Ce COP30 faisait déjà face à des défis logistiques. Belém, une ville de 1,5 million d’habitants dans la région amazonienne, a été choisie comme hôte pour souligner l’importance de la préservation de la forêt tropicale. Pourtant, de nombreux participants ont éprouvé des difficultés avec les hébergements limités et les retards de transport qui ont compliqué un calendrier de négociations déjà serré.
« C’est la réalité de la diplomatie climatique maintenant, » a expliqué Dre Helena Santos de l’Institut national brésilien de recherche spatiale. « Nous essayons de résoudre le réchauffement mondial tout en subissant ses effets. La chaleur extrême met sous pression les infrastructures partout, y compris ici. »
En effet, Belém connaît des températures supérieures de 2°C aux moyennes historiques pendant le sommet, selon les données de l’Institut météorologique national brésilien. Cela fait suite à un été où la région amazonienne a souffert de sa pire sécheresse depuis des décennies, avec des niveaux de rivières descendant à des records historiquement bas.
Après un délai de deux heures et une inspection de sécurité, les délégués ont été autorisés à retourner dans la plupart des bâtiments. La zone touchée est restée isolée, avec des équipes techniques évaluant les dommages aux équipements de communication.
Pour les participants autochtones comme Txai Suruí, qui a voyagé quatre jours depuis sa communauté de l’État de Rondônia pour assister au sommet, cette perturbation était préoccupante mais pas surprenante.
« Sur mon territoire, nous vivons constamment avec les menaces d’incendie, » m’a-t-elle confié alors que nous nous abritions sous une tente pendant l’évacuation. « La différence, c’est qu’ici, les gens ont un endroit sûr où aller. Quand les feux viennent dans nos forêts, les animaux meurent, les plantes médicinales disparaissent, et tout notre mode de vie est menacé. »
L’incident est survenu juste au moment où les négociateurs entamaient des discussions cruciales sur la mise en œuvre du Pacte de financement climatique pour le Sud global, un objectif central de ce sommet. Le pacte vise à mobiliser 300 milliards de dollars annuellement d’ici 2030 pour aider les nations en développement à transitionner vers l’énergie propre et à s’adapter aux impacts climatiques.

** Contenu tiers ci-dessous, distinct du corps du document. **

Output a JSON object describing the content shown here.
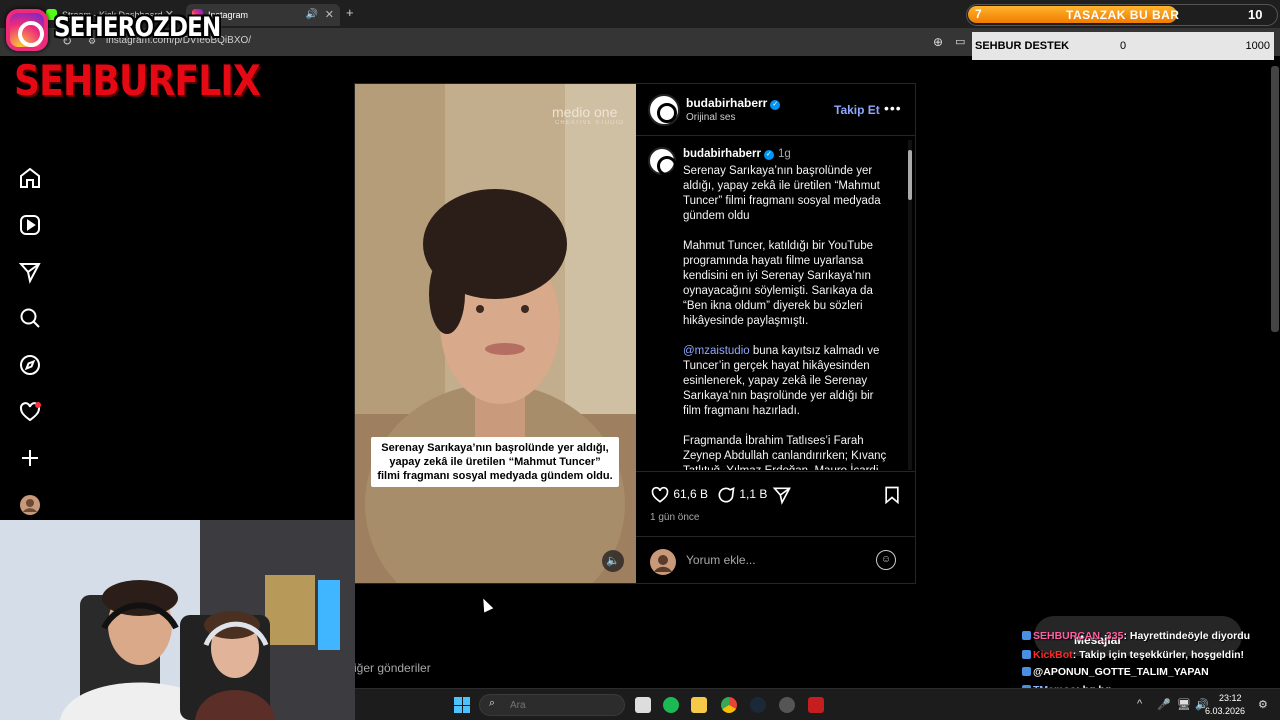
{
  "browser": {
    "tabs": [
      {
        "label": "Stream - Kick Dashboard"
      },
      {
        "label": "Instagram"
      }
    ],
    "new_tab": "+",
    "url": "instagram.com/p/DVfe6BQiBXO/",
    "window_controls": [
      "—",
      "▢",
      "✕"
    ]
  },
  "overlay": {
    "streamer_name": "SEHEROZDEN",
    "brand": "SEHBURFLIX",
    "bar": {
      "start": "7",
      "title": "TASAZAK BU BAR",
      "end": "10",
      "progress_fraction": 0.68
    },
    "destek": {
      "label": "SEHBUR DESTEK",
      "current": "0",
      "goal": "1000"
    }
  },
  "sidebar": {
    "items": [
      {
        "icon": "home-icon"
      },
      {
        "icon": "reels-icon"
      },
      {
        "icon": "messages-icon"
      },
      {
        "icon": "search-icon"
      },
      {
        "icon": "explore-icon"
      },
      {
        "icon": "notifications-icon"
      },
      {
        "icon": "create-icon"
      },
      {
        "icon": "profile-icon"
      }
    ]
  },
  "post": {
    "media": {
      "watermark": "medio one",
      "watermark_sub": "CREATIVE STUDIO",
      "caption_card": "Serenay Sarıkaya’nın başrolünde yer aldığı, yapay zekâ ile üretilen “Mahmut Tuncer” filmi fragmanı sosyal medyada gündem oldu."
    },
    "header": {
      "username": "budabirhaberr",
      "subtitle": "Orijinal ses",
      "follow_label": "Takip Et",
      "more_label": "•••"
    },
    "caption": {
      "username": "budabirhaberr",
      "time": "1g",
      "p1": "Serenay Sarıkaya’nın başrolünde yer aldığı, yapay zekâ ile üretilen “Mahmut Tuncer” filmi fragmanı sosyal medyada gündem oldu",
      "p2": "Mahmut Tuncer, katıldığı bir YouTube programında hayatı filme uyarlansa kendisini en iyi Serenay Sarıkaya’nın oynayacağını söylemişti. Sarıkaya da “Ben ikna oldum” diyerek bu sözleri hikâyesinde paylaşmıştı.",
      "p3_mention": "@mzaistudio",
      "p3_rest": " buna kayıtsız kalmadı ve Tuncer’in gerçek hayat hikâyesinden esinlenerek, yapay zekâ ile Serenay Sarıkaya’nın başrolünde yer aldığı bir film fragmanı hazırladı.",
      "p4": "Fragmanda İbrahim Tatlıses’i Farah Zeynep Abdullah canlandırırken; Kıvanç Tatlıtuğ, Yılmaz Erdoğan, Mauro İcardi"
    },
    "actions": {
      "likes": "61,6 B",
      "comments": "1,1 B",
      "posted": "1 gün önce",
      "comment_placeholder": "Yorum ekle..."
    },
    "other_posts": "iğer gönderiler"
  },
  "chat": {
    "panel_label": "Mesajlar",
    "messages": [
      {
        "user": "SEHBURCAN_335",
        "text": ": Hayrettindeöyle diyordu",
        "color": "#ff5fa2"
      },
      {
        "user": "KickBot",
        "text": ": Takip için teşekkürler, hoşgeldin!",
        "color": "#ff2a2a"
      },
      {
        "user": "",
        "text": "@APONUN_GOTTE_TALIM_YAPAN",
        "color": "#ffffff"
      },
      {
        "user": "TMemoo",
        "text": ": hg hg",
        "color": "#8fb8ff"
      },
      {
        "user": "TMemoo",
        "text": ":",
        "color": "#8fb8ff"
      }
    ]
  },
  "taskbar": {
    "search_placeholder": "Ara",
    "time": "23:12",
    "date": "6.03.2026"
  },
  "colors": {
    "accent_blue": "#0095f6",
    "follow": "#8fa8ff",
    "brand_red": "#e50914",
    "bar_orange": "#f07c00"
  }
}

Le chef du climat des Nations Unies, Simon Stiell, s’est adressé aux journalistes une fois les procédures reprises. « La perturbation d’aujourd’hui est mineure comparée à ce que vivent les communautés dans le monde entier, » a-t-il déclaré. « Cela ne fait que renforcer l’urgence de notre travail. »
La présidence brésilienne du COP30 a annoncé que les sessions prévues seraient prolongées en soirée pour rattraper le temps perdu. Avec seulement trois jours restants au sommet, la pression monte pour finaliser des accords qui sont restés insaisissables depuis la signature de l’Accord de Paris il y a près d’une décennie.
Pour le diplomate climatique vétéran, l’Ambassadeur Carlos Moreno du Mexique, l’incident porte un poids symbolique. « Les négociations climatiques ont toujours consisté à éteindre des feux, tant littéraux que figurés, » a-t-il réfléchi alors que nous retournions vers le site. « Aujourd’hui rend simplement cette réalité plus visible. »
L’incendie au COP30 survient au milieu d’une année d’extrêmes climatiques à l’échelle mondiale. Selon l’Organisation météorologique mondiale, 2024 est en voie de devenir l’année la plus chaude jamais enregistrée, dépassant le précédent record de 2023. Les défaillances d’infrastructure liées à la chaleur ont augmenté dans le monde entier, des voies ferrées qui se déforment en Europe aux réseaux électriques surchargés causant des pannes dans toute l’Asie du Sud.
Alors que la nuit tombait sur Belém, la lueur des écrans d’ordinateur portables remplissait à nouveau les salles de négociation. L’odeur de fumée s’était dissipée, mais son message persistait : la crise climatique n’attend pas des conditions diplomatiques parfaites.